In 1964 she and Frank E. Hytten published The Physiology of Human Pregnancy. The book had emerged after Hytten had approached Leitch for assistance with publishing his work on human breast milk. She looked at his work and although she only saw three she recommended that ten be published. Hytten and Leitch would meet one evening each week over several years to collate their work together. One of the breakthroughs of their work was to show that the weight of mammal young is proportional to the weight of the mother and this is true for blue whales and the smallest of bats. Hytten credits Leitch with having the methodology, the contacts and the knowledge to quickly gather the required data.

Leitch was awarded an honorary doctor of laws degree by her alma mater, the University of Aberdeen in 1965.

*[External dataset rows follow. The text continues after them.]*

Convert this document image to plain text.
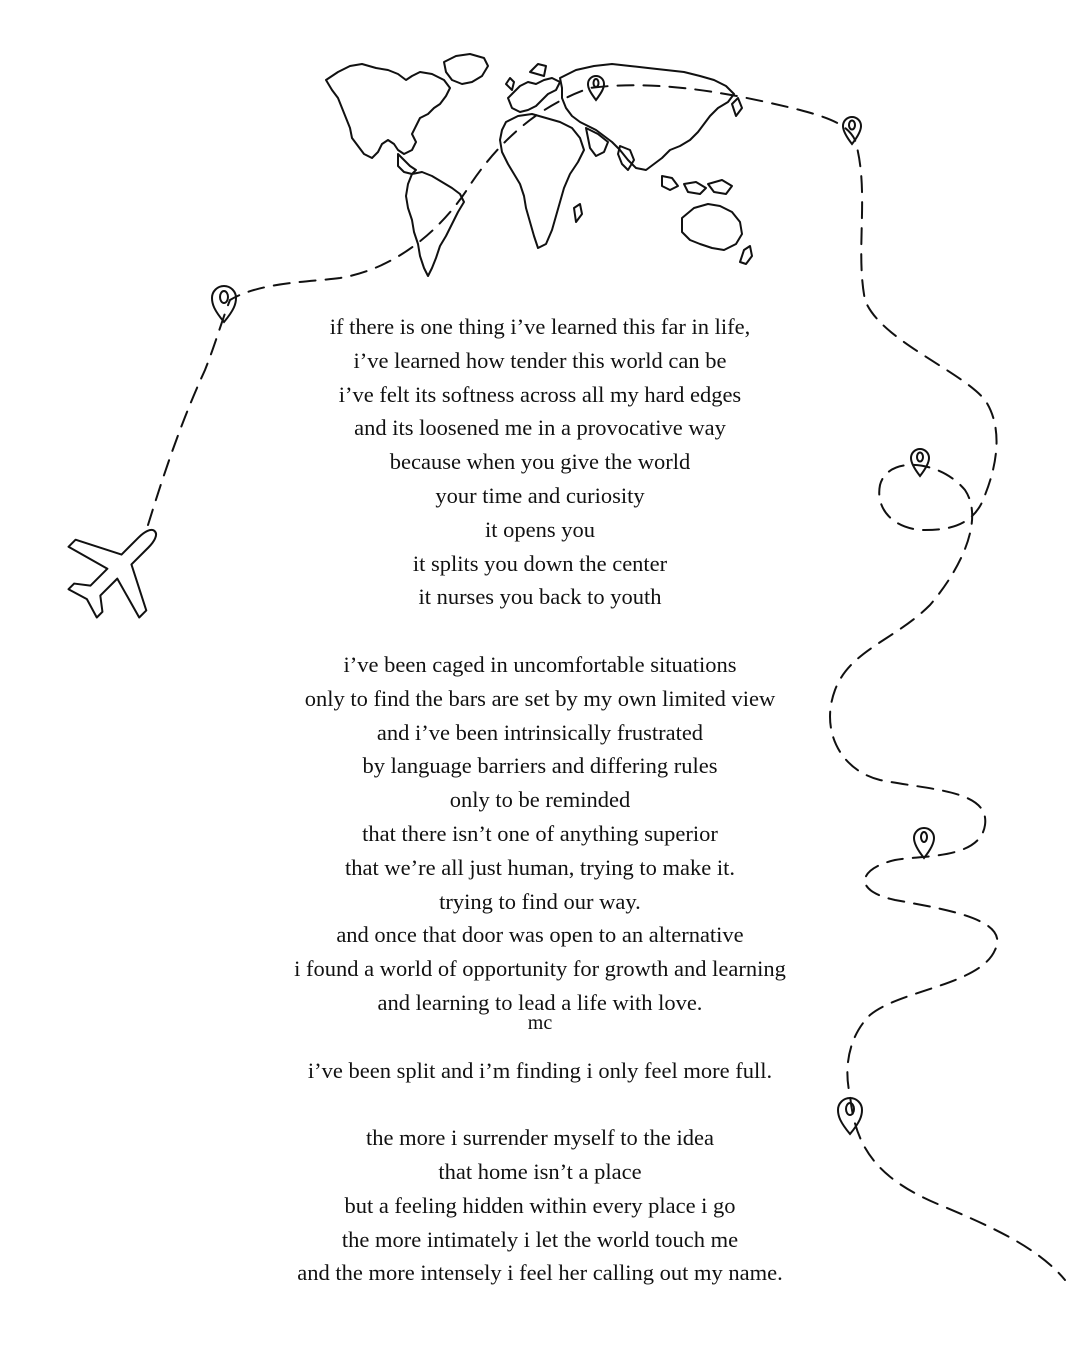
if there is one thing i’ve learned this far in life,
i’ve learned how tender this world can be
i’ve felt its softness across all my hard edges
and its loosened me in a provocative way
because when you give the world
your time and curiosity
it opens you
it splits you down the center
it nurses you back to youth
i’ve been caged in uncomfortable situations
only to find the bars are set by my own limited view
and i’ve been intrinsically frustrated
by language barriers and differing rules
only to be reminded
that there isn’t one of anything superior
that we’re all just human, trying to make it.
trying to find our way.
and once that door was open to an alternative
i found a world of opportunity for growth and learning
and learning to lead a life with love.
i’ve been split and i’m finding i only feel more full.
the more i surrender myself to the idea
that home isn’t a place
but a feeling hidden within every place i go
the more intimately i let the world touch me
and the more intensely i feel her calling out my name.
mc
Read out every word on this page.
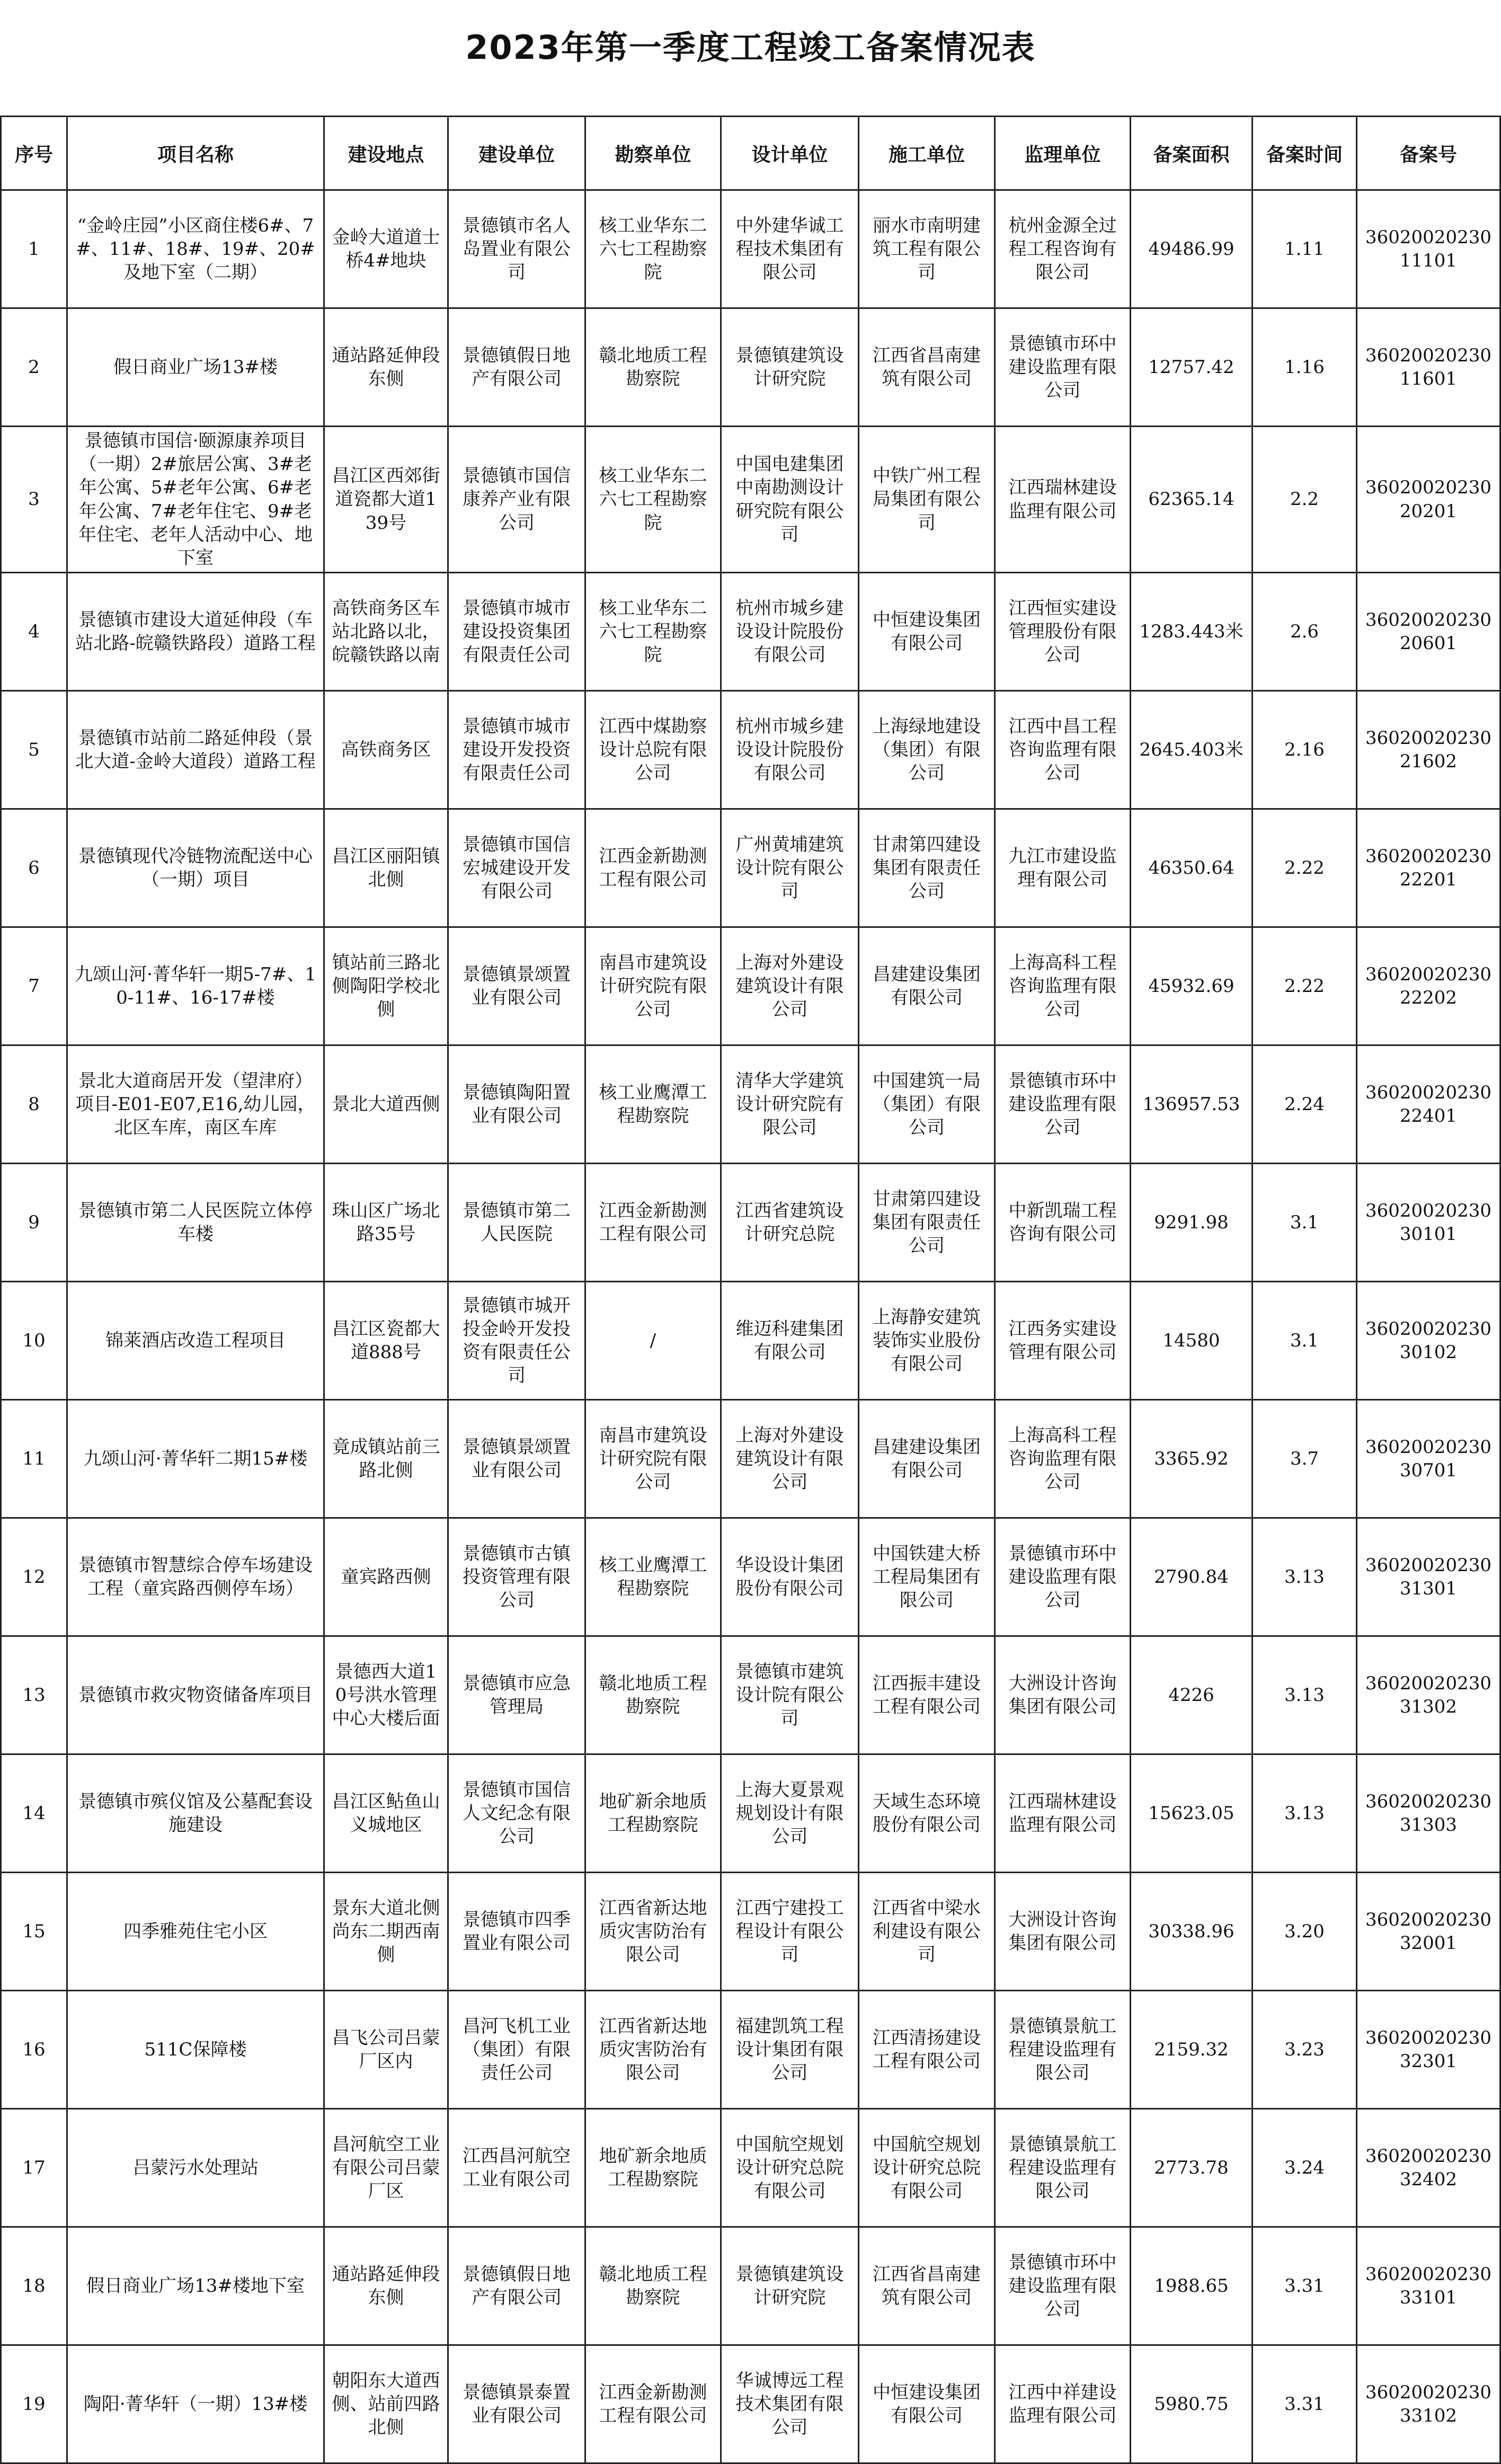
2023年第一季度工程竣工备案情况表
序号	项目名称	建设地点	建设单位	勘察单位	设计单位	施工单位	监理单位	备案面积	备案时间	备案号
1	“金岭庄园”小区商住楼6#、7#、11#、18#、19#、20#及地下室（二期）	金岭大道道士桥4#地块	景德镇市名人岛置业有限公司	核工业华东二六七工程勘察院	中外建华诚工程技术集团有限公司	丽水市南明建筑工程有限公司	杭州金源全过程工程咨询有限公司	49486.99	1.11	36020020230 11101
2	假日商业广场13#楼	通站路延伸段东侧	景德镇假日地产有限公司	赣北地质工程勘察院	景德镇建筑设计研究院	江西省昌南建筑有限公司	景德镇市环中建设监理有限公司	12757.42	1.16	36020020230 11601
3	景德镇市国信·颐源康养项目（一期）2#旅居公寓、3#老年公寓、5#老年公寓、6#老年公寓、7#老年住宅、9#老年住宅、老年人活动中心、地下室	昌江区西郊街道瓷都大道139号	景德镇市国信康养产业有限公司	核工业华东二六七工程勘察院	中国电建集团中南勘测设计研究院有限公司	中铁广州工程局集团有限公司	江西瑞林建设监理有限公司	62365.14	2.2	36020020230 20201
4	景德镇市建设大道延伸段（车站北路-皖赣铁路段）道路工程	高铁商务区车站北路以北，皖赣铁路以南	景德镇市城市建设投资集团有限责任公司	核工业华东二六七工程勘察院	杭州市城乡建设设计院股份有限公司	中恒建设集团有限公司	江西恒实建设管理股份有限公司	1283.443米	2.6	36020020230 20601
5	景德镇市站前二路延伸段（景北大道-金岭大道段）道路工程	高铁商务区	景德镇市城市建设开发投资有限责任公司	江西中煤勘察设计总院有限公司	杭州市城乡建设设计院股份有限公司	上海绿地建设（集团）有限公司	江西中昌工程咨询监理有限公司	2645.403米	2.16	36020020230 21602
6	景德镇现代冷链物流配送中心（一期）项目	昌江区丽阳镇北侧	景德镇市国信宏城建设开发有限公司	江西金新勘测工程有限公司	广州黄埔建筑设计院有限公司	甘肃第四建设集团有限责任公司	九江市建设监理有限公司	46350.64	2.22	36020020230 22201
7	九颂山河·菁华轩一期5-7#、10-11#、16-17#楼	镇站前三路北侧陶阳学校北侧	景德镇景颂置业有限公司	南昌市建筑设计研究院有限公司	上海对外建设建筑设计有限公司	昌建建设集团有限公司	上海高科工程咨询监理有限公司	45932.69	2.22	36020020230 22202
8	景北大道商居开发（望津府）项目-E01-E07,E16,幼儿园，北区车库，南区车库	景北大道西侧	景德镇陶阳置业有限公司	核工业鹰潭工程勘察院	清华大学建筑设计研究院有限公司	中国建筑一局（集团）有限公司	景德镇市环中建设监理有限公司	136957.53	2.24	36020020230 22401
9	景德镇市第二人民医院立体停车楼	珠山区广场北路35号	景德镇市第二人民医院	江西金新勘测工程有限公司	江西省建筑设计研究总院	甘肃第四建设集团有限责任公司	中新凯瑞工程咨询有限公司	9291.98	3.1	36020020230 30101
10	锦莱酒店改造工程项目	昌江区瓷都大道888号	景德镇市城开投金岭开发投资有限责任公司	/	维迈科建集团有限公司	上海静安建筑装饰实业股份有限公司	江西务实建设管理有限公司	14580	3.1	36020020230 30102
11	九颂山河·菁华轩二期15#楼	竟成镇站前三路北侧	景德镇景颂置业有限公司	南昌市建筑设计研究院有限公司	上海对外建设建筑设计有限公司	昌建建设集团有限公司	上海高科工程咨询监理有限公司	3365.92	3.7	36020020230 30701
12	景德镇市智慧综合停车场建设工程（童宾路西侧停车场）	童宾路西侧	景德镇市古镇投资管理有限公司	核工业鹰潭工程勘察院	华设设计集团股份有限公司	中国铁建大桥工程局集团有限公司	景德镇市环中建设监理有限公司	2790.84	3.13	36020020230 31301
13	景德镇市救灾物资储备库项目	景德西大道10号洪水管理中心大楼后面	景德镇市应急管理局	赣北地质工程勘察院	景德镇市建筑设计院有限公司	江西振丰建设工程有限公司	大洲设计咨询集团有限公司	4226	3.13	36020020230 31302
14	景德镇市殡仪馆及公墓配套设施建设	昌江区鲇鱼山义城地区	景德镇市国信人文纪念有限公司	地矿新余地质工程勘察院	上海大夏景观规划设计有限公司	天域生态环境股份有限公司	江西瑞林建设监理有限公司	15623.05	3.13	36020020230 31303
15	四季雅苑住宅小区	景东大道北侧尚东二期西南侧	景德镇市四季置业有限公司	江西省新达地质灾害防治有限公司	江西宁建投工程设计有限公司	江西省中梁水利建设有限公司	大洲设计咨询集团有限公司	30338.96	3.20	36020020230 32001
16	511C保障楼	昌飞公司吕蒙厂区内	昌河飞机工业（集团）有限责任公司	江西省新达地质灾害防治有限公司	福建凯筑工程设计集团有限公司	江西清扬建设工程有限公司	景德镇景航工程建设监理有限公司	2159.32	3.23	36020020230 32301
17	吕蒙污水处理站	昌河航空工业有限公司吕蒙厂区	江西昌河航空工业有限公司	地矿新余地质工程勘察院	中国航空规划设计研究总院有限公司	中国航空规划设计研究总院有限公司	景德镇景航工程建设监理有限公司	2773.78	3.24	36020020230 32402
18	假日商业广场13#楼地下室	通站路延伸段东侧	景德镇假日地产有限公司	赣北地质工程勘察院	景德镇建筑设计研究院	江西省昌南建筑有限公司	景德镇市环中建设监理有限公司	1988.65	3.31	36020020230 33101
19	陶阳·菁华轩（一期）13#楼	朝阳东大道西侧、站前四路北侧	景德镇景泰置业有限公司	江西金新勘测工程有限公司	华诚博远工程技术集团有限公司	中恒建设集团有限公司	江西中祥建设监理有限公司	5980.75	3.31	36020020230 33102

==Bureau of Animal Nutrition==
In 1929 the Imperial Bureau of Animal Nutrition was created. She held various positions at the Bureau including being its Director from 1945 to 1960. However both before and after being the director she was a major influence and it was said that she "was" the bureau. Her work at the bureau included writing advice such as "Sprouted fodder and germinated grain in stock feeding" published in 1939.

==Death and legacy==
Leitch died in Warwick in Queensland in 1980. A review of her work concluded "In some ways, her approach echoed the remarkable flowering of science in the 8th and 9th centuries, when scientific scholars in the Islamic world brought together ideas and information from many cultures and translated documents and books from many languages to form a synthesis, thus giving a huge push to scientific understanding."